AT one of Australia’s newest and largest agricultural irrigation projects, the scorching Pilbara sun touches 55 deg C, but the end result is hundreds of hectares of ripening Rhodes grass growing as hay for thousands of Rio Tinto cattle.
The wide brown land has become a little greener thanks to Total Eden’s involvement in this innovative Rio Tinto owned Hamersley Agriculture Project (HAP) in the resources-rich Pilbara region of Western Australia.
The project - 45km north east of Tom Price and the first of its kind in the region - utilises surplus water from the nearby Marandoo iron-ore mine to cultivate 850 hectares of irrigated hay crop destined for 25,000 Rio Tinto cattle and other local pastoralists.
Irrigation and water management specialist provider, Total Eden was the successful tenderer, with its proposal to supply the mining giant Rio Tinto with the irrigation infrastructure for the HAP project featuring 17 giant Reinke centre irrigation pivots.
Total Eden project manager Clive Croxford said in a statement the giant centre pivot machines – shipped from the US and assembled on site – are designed to slowly cover the ground on sets of self propelled wheels to deliver the life-giving supply of water evenly and automatically.
“Irrigated pivots are commonly used in Australian broad acre farming to assist in the production of crops, but this is the first time it has been used in the Pilbara,” Mr Croxford said.
“12 of the 17 pivots are designed to each cover an area of 50ha,” he said.
The rich, red clay lime soils of Hamersley Station respond well to their daily 14mm soaking mixed with the perfect cocktail of fertilizer and trace elements to ensure a successful crop in record growing times.
The irrigation project will eventually produce more than 30,000 tonnes of hay per year – remarkable in an area with an annual rainfall of just 427mm.

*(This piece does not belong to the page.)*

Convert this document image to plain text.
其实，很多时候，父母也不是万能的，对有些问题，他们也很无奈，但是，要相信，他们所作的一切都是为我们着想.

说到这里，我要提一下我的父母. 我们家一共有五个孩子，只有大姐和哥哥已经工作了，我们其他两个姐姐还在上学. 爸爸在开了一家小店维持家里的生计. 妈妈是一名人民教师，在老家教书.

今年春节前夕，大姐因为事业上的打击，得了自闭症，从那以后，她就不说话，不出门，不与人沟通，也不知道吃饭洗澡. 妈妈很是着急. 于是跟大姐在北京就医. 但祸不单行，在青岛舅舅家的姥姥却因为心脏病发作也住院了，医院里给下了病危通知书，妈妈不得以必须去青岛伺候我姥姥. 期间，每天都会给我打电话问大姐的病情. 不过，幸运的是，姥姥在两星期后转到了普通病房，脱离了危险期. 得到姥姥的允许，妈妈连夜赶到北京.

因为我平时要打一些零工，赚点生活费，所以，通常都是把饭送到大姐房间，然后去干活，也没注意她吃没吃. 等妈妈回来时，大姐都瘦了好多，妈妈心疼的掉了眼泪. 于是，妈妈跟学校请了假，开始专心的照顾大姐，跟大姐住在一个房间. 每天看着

The first crop is expected to be harvested before Christmas, 2012.
“It is an exciting and unique project to be involved with especially considering the positive environmental impact it will have on the area," Mr Croxford said.
"It’s a genuine win-win for all parties involved and we are very pleased to be able to assist Rio Tinto in achieving their goals.”
A small proportion of the irrigated area has been set aside for the growing and harvesting of native seeds to supply Rio Tinto’s rehabilitation program across the Pilbara.
With mining at Marandoo going on below the water table, the mine is pumping out 20 gigalitres of surplus water to the project at a flow rate of 1250 litres per second.
Other key HAP facts: There are 17 centre pivots,12 @ 50ha, four @ 39ha and one at 7ha. All water delivered to the irrigators will have a base injection of fertiliser. Each centre pivot will also be equipped with a fertiliser injector to allow top up of nutrients and micro management of trace elements. Control of each pivot, generator and fertiliser injection system is by remote via an Observant developed communication and control network linked by radio and internet. Sensors connected through the Observant system will monitor and allow control of soil moisture, soil conductivity, pivot application rates, fertiliser injection rates, pivot position and all alarms. Power is delivered by generator at each pivot. Each generating set is remotely controlled and monitored through the Observant control centre.
Rio Tinto's general manager for climate change, water and environment, Allan Jackson, said the project provided a direct benefit by reducing the discharge of surplus water into the surrounding ecosystems.
“By establishing irrigated agriculture in the Pilbara we can potentially increase local stocking rates, reduce the total area grazed and rest large areas that may be under pressure from grazing.”
Rio Tinto owns six pastoral stations in the Pilbara covering 1.5 million ha.